Blame the economics of the Internet. Companies use clickbait because it works, there have been many examples of this, and if a company wants to stay revenue generating in this day and age it must use clickbait.
It’s all AI now
At the NYT? I don’t doubt AI is used in figuring out headlines but ultimately a human makes the decision.
Quite funny to think that we might have AI models meticulously nudging newspaper editors in order to carefully control the public's Overton Window about AI, playing some 5d chess.
There has been quite a few articles in that paper where the headline is really designed to be clickbait.
That was true 29, 40, 80 years ago
We've replaced the baity title* with your neutral description of the article. Thanks!

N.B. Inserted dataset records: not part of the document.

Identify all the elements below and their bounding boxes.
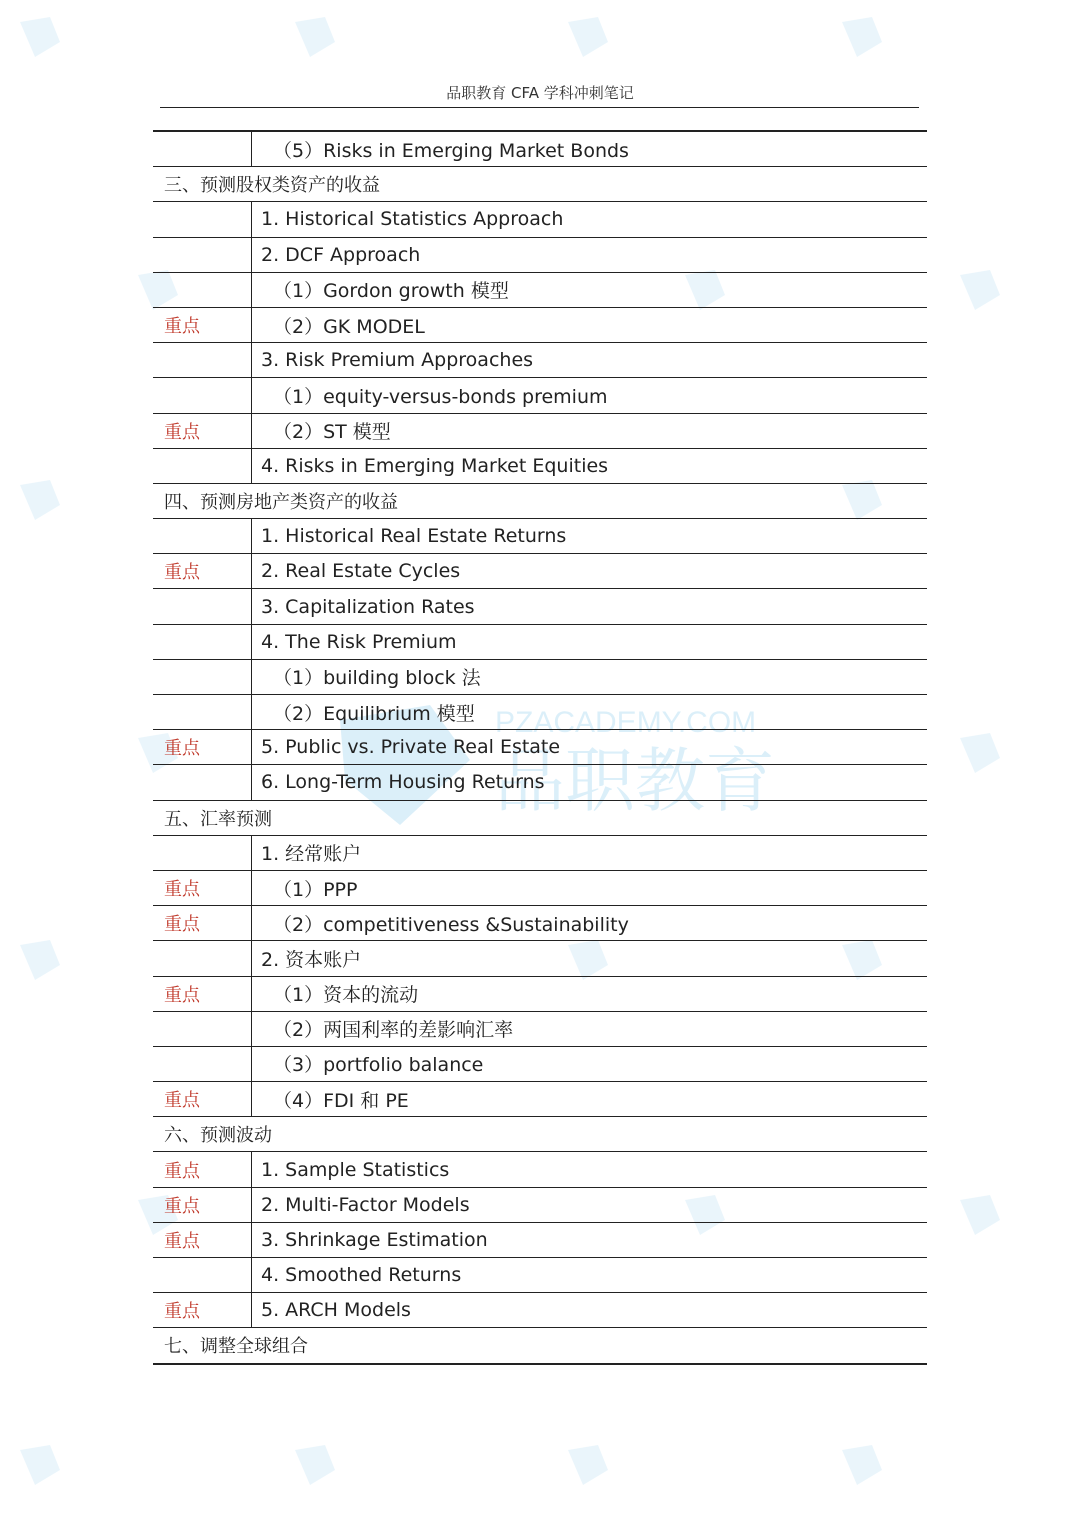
outline-row (153, 1293, 927, 1328)
outline-row (153, 343, 927, 378)
outline-row (153, 202, 927, 237)
topic-text: 1. Historical Real Estate Returns (261, 525, 567, 548)
outline-row (153, 449, 927, 484)
brand-watermark-en: PZACADEMY.COM (495, 706, 757, 739)
outline-row (153, 308, 927, 343)
topic-text: （3）portfolio balance (273, 1054, 484, 1077)
watermark-logo-icon (10, 475, 70, 525)
key-point-mark (153, 519, 252, 553)
section-heading: 五、汇率预测 (164, 808, 272, 830)
topic-text: （2）两国利率的差影响汇率 (273, 1019, 514, 1042)
outline-row (153, 1258, 927, 1293)
watermark-logo-icon (285, 1440, 345, 1490)
key-point-mark (153, 238, 252, 272)
page-header-title: 品职教育 CFA 学科冲刺笔记 (446, 84, 634, 102)
outline-row (153, 695, 927, 730)
outline-row (153, 1152, 927, 1187)
topic-text: 3. Shrinkage Estimation (261, 1228, 488, 1251)
key-point-mark: 重点 (153, 977, 252, 1011)
key-point-mark (153, 378, 252, 412)
key-point-mark (153, 836, 252, 870)
key-point-mark (153, 1047, 252, 1081)
section-heading: 四、预测房地产类资产的收益 (164, 491, 398, 513)
key-point-mark: 重点 (153, 554, 252, 588)
outline-row (153, 836, 927, 871)
outline-row (153, 132, 927, 167)
watermark-logo-icon (10, 935, 70, 985)
topic-text: （2）ST 模型 (273, 421, 391, 444)
section-row (153, 484, 927, 519)
topic-text: 4. Smoothed Returns (261, 1264, 462, 1287)
outline-row (153, 238, 927, 273)
watermark-logo-icon (558, 1440, 618, 1490)
outline-row (153, 730, 927, 765)
outline-row (153, 1012, 927, 1047)
brand-watermark-cn: 品职教育 (495, 740, 775, 822)
key-point-mark (153, 765, 252, 799)
topic-text: （1）PPP (273, 878, 358, 901)
section-heading: 三、预测股权类资产的收益 (164, 175, 380, 197)
key-point-mark: 重点 (153, 1152, 252, 1186)
key-point-mark: 重点 (153, 906, 252, 940)
outline-table (153, 130, 927, 1365)
key-point-mark (153, 589, 252, 623)
key-point-mark (153, 625, 252, 659)
watermark-logo-icon (10, 12, 70, 62)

(* in keeping with this site guideline: "Please use the original title, unless it is misleading or linkbait" - https://news.ycombinator.com/newsguidelines.html)

Yeah that title is absurd, tho it did make me read the whole thing out of pure incredulity. The “tearing itself apart” apparently refers to the fact that the CSU system spent $16M on AI tools during a $2B+ budget deficit, which… yeah. Doesn’t take an economics professor to see the problem with that thesis!

The author does seem interested in supporting the headline, but I think they're too good of a journalist to pull off the outrage. It mainly comes through in passages like this:

  After I pointed out to Janos that Marx himself would have had a field day with MarxGPT, he laughed… by interacting with ChatGPT, he and his students solidified its role in the public education ecosystem; and their ability to do so was the result of the transfer of almost $17 million of worker-generated public funds to a private, for-profit company. 
If this wasn’t the NYT, I’d assume this was a joke. Sadly, I think it is indeed intended as something of a slam dunk…

They do get to AI critics eventually, though obviously ‘activists dislike X’ isn’t really proof for ‘X is tearing us apart[, Lisa!]’. Namely,

  “We feel like a guinea pig for what A.I. is going to do to higher education,” Kenney said. The embrace of generative A.I., she went on, is “a step down the path of creating a really different kind of future citizen and worker.” This kind of student would be intellectually passive, less likely to see themselves as agents of their own lives.
I think everyone would agree they’re “guinea pigs”, as are we all in a way — such is the curse of living in interesting times. The rest seems pretty plainly speculative, though.

  This winter, the [critics at SFSU] circulated a petition asking the chancellor’s office to invest in protecting faculty jobs and academic programs rather than renew the OpenAI contract.
…hopefully an economics professor chimes in!